With sharding, instead of having the page view count stored in a single row, you split it among many rows. This way you can spread the write load among several rows:

 

$shards = 50;

function update_pageview() {
 //Pick a random shard to write to
 $shard = 'pageview_' . rand(0, $shards - 1);
 $shard_exists = mysql_num_rows(mysql_query("SELECT `count` FROM `pageviews` WHERE `key`='$shard' "));
 if ($shard_exists == 1)
   mysql_query("UPDATE `pageviews` SET `count`=count+1 WHERE `key`='$shard' ");
 else
   mysql_query("INSERT INTO `pageviews` (`key`, `count`) VALUES('$shard', 1) ");
}

function get_pageviews() {
 //Get the total count of every shard in the table
 $result = mysql_fetch_array(mysql_query("SELECT SUM(`count`) AS `count` FROM `pageviews` "));
 return $result['count'];
}

 

The code defines two functions you use for updating the pageview counter, and for getting the total number of page views. Whenever you update the pageview counter, it randomly chooses a shard to update, and writes it to the database. When you get the total number of pageviews, it will calculate the sum of counts in every shard in the table.

This way you spread the write load among your different shards, letting you handle far more writes to a particular piece of data. Like I said above, you will need to spread the load between different tables instead of rows if you are using table level locking, but I'm not sure how effective it is as you can't select the sum of data in different tables.
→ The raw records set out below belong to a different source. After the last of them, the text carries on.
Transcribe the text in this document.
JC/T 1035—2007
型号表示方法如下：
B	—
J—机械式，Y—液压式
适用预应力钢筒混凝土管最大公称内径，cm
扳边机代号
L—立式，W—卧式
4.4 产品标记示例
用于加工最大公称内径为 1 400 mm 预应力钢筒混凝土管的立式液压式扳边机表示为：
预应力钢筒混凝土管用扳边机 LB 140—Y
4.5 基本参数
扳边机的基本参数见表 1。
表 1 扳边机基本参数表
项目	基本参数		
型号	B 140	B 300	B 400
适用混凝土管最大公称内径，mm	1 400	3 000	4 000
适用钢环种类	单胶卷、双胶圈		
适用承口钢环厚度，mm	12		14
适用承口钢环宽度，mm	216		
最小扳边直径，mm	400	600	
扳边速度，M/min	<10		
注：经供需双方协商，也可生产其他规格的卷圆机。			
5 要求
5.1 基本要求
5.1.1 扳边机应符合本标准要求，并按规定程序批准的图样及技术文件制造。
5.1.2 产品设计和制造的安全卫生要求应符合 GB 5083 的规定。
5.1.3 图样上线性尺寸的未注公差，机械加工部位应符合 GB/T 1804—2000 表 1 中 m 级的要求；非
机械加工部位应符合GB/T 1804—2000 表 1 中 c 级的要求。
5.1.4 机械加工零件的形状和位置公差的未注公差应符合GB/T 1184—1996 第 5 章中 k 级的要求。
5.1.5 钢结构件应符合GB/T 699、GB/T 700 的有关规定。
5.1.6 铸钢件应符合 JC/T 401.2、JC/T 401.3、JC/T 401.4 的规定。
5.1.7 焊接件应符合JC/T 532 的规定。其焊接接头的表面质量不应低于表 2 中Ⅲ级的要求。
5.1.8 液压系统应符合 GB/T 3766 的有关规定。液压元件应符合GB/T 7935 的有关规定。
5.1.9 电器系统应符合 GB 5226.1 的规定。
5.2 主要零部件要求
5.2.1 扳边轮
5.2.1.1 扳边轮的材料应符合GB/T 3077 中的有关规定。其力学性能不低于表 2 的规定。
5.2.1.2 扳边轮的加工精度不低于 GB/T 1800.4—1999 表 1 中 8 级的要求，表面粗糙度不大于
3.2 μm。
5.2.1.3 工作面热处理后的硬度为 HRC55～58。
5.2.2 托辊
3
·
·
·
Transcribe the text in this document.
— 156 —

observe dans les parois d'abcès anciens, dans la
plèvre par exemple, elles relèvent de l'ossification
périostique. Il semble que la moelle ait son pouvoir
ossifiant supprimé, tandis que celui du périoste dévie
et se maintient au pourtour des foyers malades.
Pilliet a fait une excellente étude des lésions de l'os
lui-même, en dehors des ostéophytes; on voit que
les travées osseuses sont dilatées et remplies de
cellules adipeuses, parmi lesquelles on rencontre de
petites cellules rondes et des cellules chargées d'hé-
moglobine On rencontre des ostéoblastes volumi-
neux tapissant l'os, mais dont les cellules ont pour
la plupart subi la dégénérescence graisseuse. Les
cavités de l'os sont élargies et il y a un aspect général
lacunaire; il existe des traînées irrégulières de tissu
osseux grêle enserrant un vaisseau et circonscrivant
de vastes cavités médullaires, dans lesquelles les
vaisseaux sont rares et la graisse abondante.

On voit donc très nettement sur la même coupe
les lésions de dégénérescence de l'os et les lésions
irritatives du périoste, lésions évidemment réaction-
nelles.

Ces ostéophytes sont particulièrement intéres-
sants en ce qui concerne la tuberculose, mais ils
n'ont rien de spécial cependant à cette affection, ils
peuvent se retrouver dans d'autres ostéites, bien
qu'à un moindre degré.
Again, I only chose mysql because most people here are familiar with it, but it doesn't work so well as an example (table level locking is pretty fast). If you are using a different database that will benefit hugely from sharding, then you can apply the idea in whatever language and database.

 

Memcached - heavy reading

Memcached is an api to store data directly on your server's memory, available in many programming languages (http://code.google.com/p/memcached/wiki/Clients). Getting data from memory is much, much faster than fetching data from a database. Ideally you could store lots of game data in memory, however the data you store in memory is

a) temporary, not persistent - if your server restarts, all data is lost

b) not always available - if memory is needed for other applications on your server, data can be overwritten and lost, so your game must never depend on that data to be available. Having a backup source for the data is important (most often it's your database).

which is why it should be used a cache instead of permanent storage.
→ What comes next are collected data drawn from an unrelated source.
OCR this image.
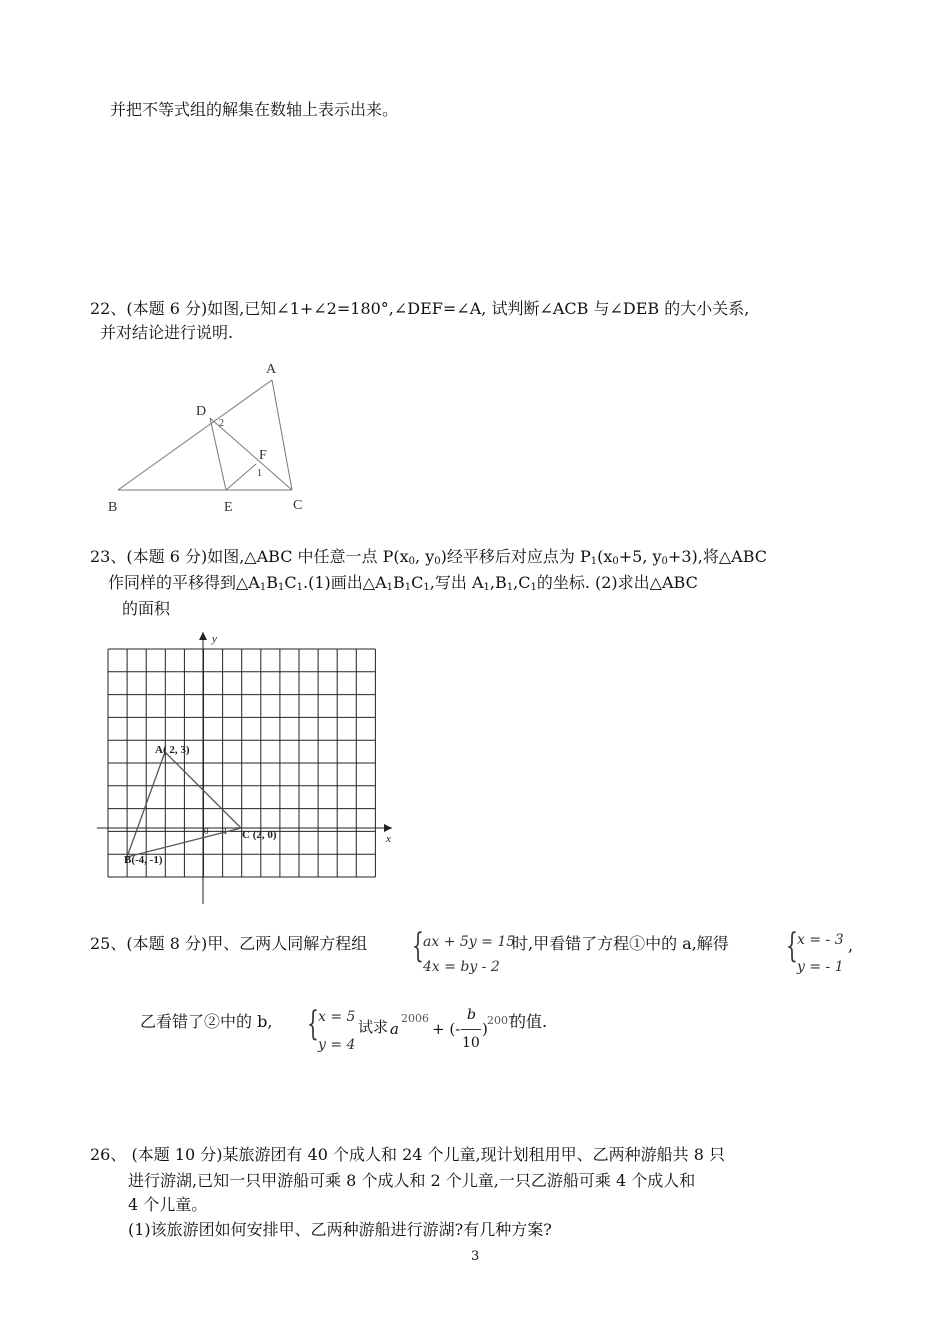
并把不等式组的解集在数轴上表示出来。
22、(本题 6 分)如图,已知∠1+∠2=180°,∠DEF=∠A, 试判断∠ACB 与∠DEB 的大小关系,
并对结论进行说明.
A
D
2
F
1
B	E	C
23、(本题 6 分)如图,△ABC 中任意一点 $P(x_0$, $y_0$)经平移后对应点为 $P_1(x_0+5$, $y_0+3$),将△ABC
作同样的平移得到$\triangle A_1B_1C_1.(1)$画出$\triangle A_1B_1C_1$,写出 $A_1,B_1,C_1$的坐标. (2)求出△ABC
的面积
y
x
0 1
A( 2, 3)
B(-4, -1)
C (2, 0)
25、(本题 8 分)甲、乙两人同解方程组 { ax + 5y = 15
4x = by - 2
时,甲看错了方程①中的 a,解得 { x = - 3
y = - 1
,
乙看错了②中的 b, { x = 5
y = 4
试求 a
2006
+ (-
b
10
) 2007
的值.
26、 (本题 10 分)某旅游团有 40 个成人和 24 个儿童,现计划租用甲、乙两种游船共 8 只
进行游湖,已知一只甲游船可乘 8 个成人和 2 个儿童,一只乙游船可乘 4 个成人和
4 个儿童。
(1)该旅游团如何安排甲、乙两种游船进行游湖?有几种方案?
3
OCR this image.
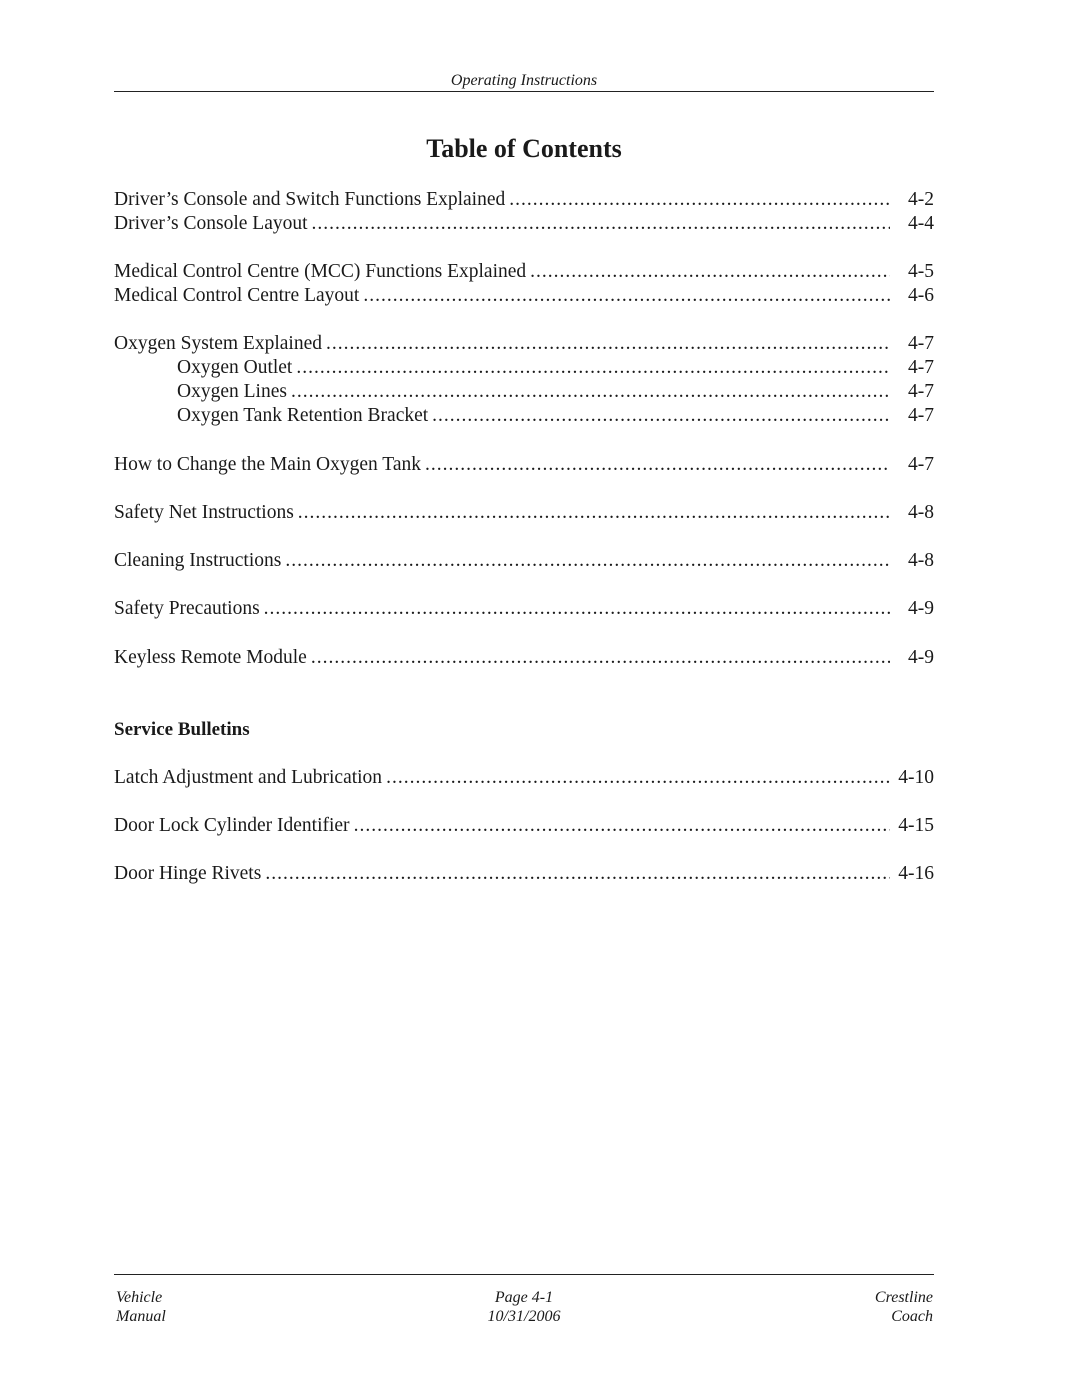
Operating Instructions
Table of Contents
Driver’s Console and Switch Functions Explained .....	4-2
Driver’s Console Layout .....	4-4
Medical Control Centre (MCC) Functions Explained .....	4-5
Medical Control Centre Layout .....	4-6
Oxygen System Explained .....	4-7
Oxygen Outlet .....	4-7
Oxygen Lines .....	4-7
Oxygen Tank Retention Bracket .....	4-7
How to Change the Main Oxygen Tank .....	4-7
Safety Net Instructions .....	4-8
Cleaning Instructions .....	4-8
Safety Precautions .....	4-9
Keyless Remote Module .....	4-9
Service Bulletins
Latch Adjustment and Lubrication .....	4-10
Door Lock Cylinder Identifier .....	4-15
Door Hinge Rivets .....	4-16
Vehicle
Manual
Page 4-1
10/31/2006
Crestline
Coach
The ideal type of data to store with memcached is data that is read very often, but written less frequently (< 1 write per minute for example).

Before you read on, not every server has memcached installed. You will need to install it on your server first, and then install the PHP memcache package (there are two available, see the above link).

Here's an example of using memcache: http://uk.php.net/manual/en/memcache.examples-overview.php

However, for it to be useful for your game, you'll want to define your own functions for fetching certain data through memcache. Let's take the player's profile data for an example:

 

function get_player_profile($player, $memcache) {
 $key = 'profile_' . $player;
 $profile = $memcache>get($key); //Get from memcache
 if ($profile === false) //Memcache data doesn't exist?
   $profile = set_player_profile($player, $memcache);
 return $profile;
}

function set_player_profile($player, $memcache) {
 $key = 'profile_' . $player;
 $timeout = 600; //Number of seconds to cache the data
 $profile = mysql_fetch_array(mysql_query("SELECT * FROM `profiles` WHERE `player_id`=$player"));
 $memcache->set($key, $profile, false, $timeout); //Save data to memcache so it can be used in future calls to get_player_profile()
 return $profile;
}

 

We defined a function to get the player profile data from memcache. The function checks if the memcache data exists (because remember, you cannot depend on the data to be there). If it doesn't, then it makes a call to set_player_profile. Set_player_profile grabs the profile data from the database, then adds it to memcache.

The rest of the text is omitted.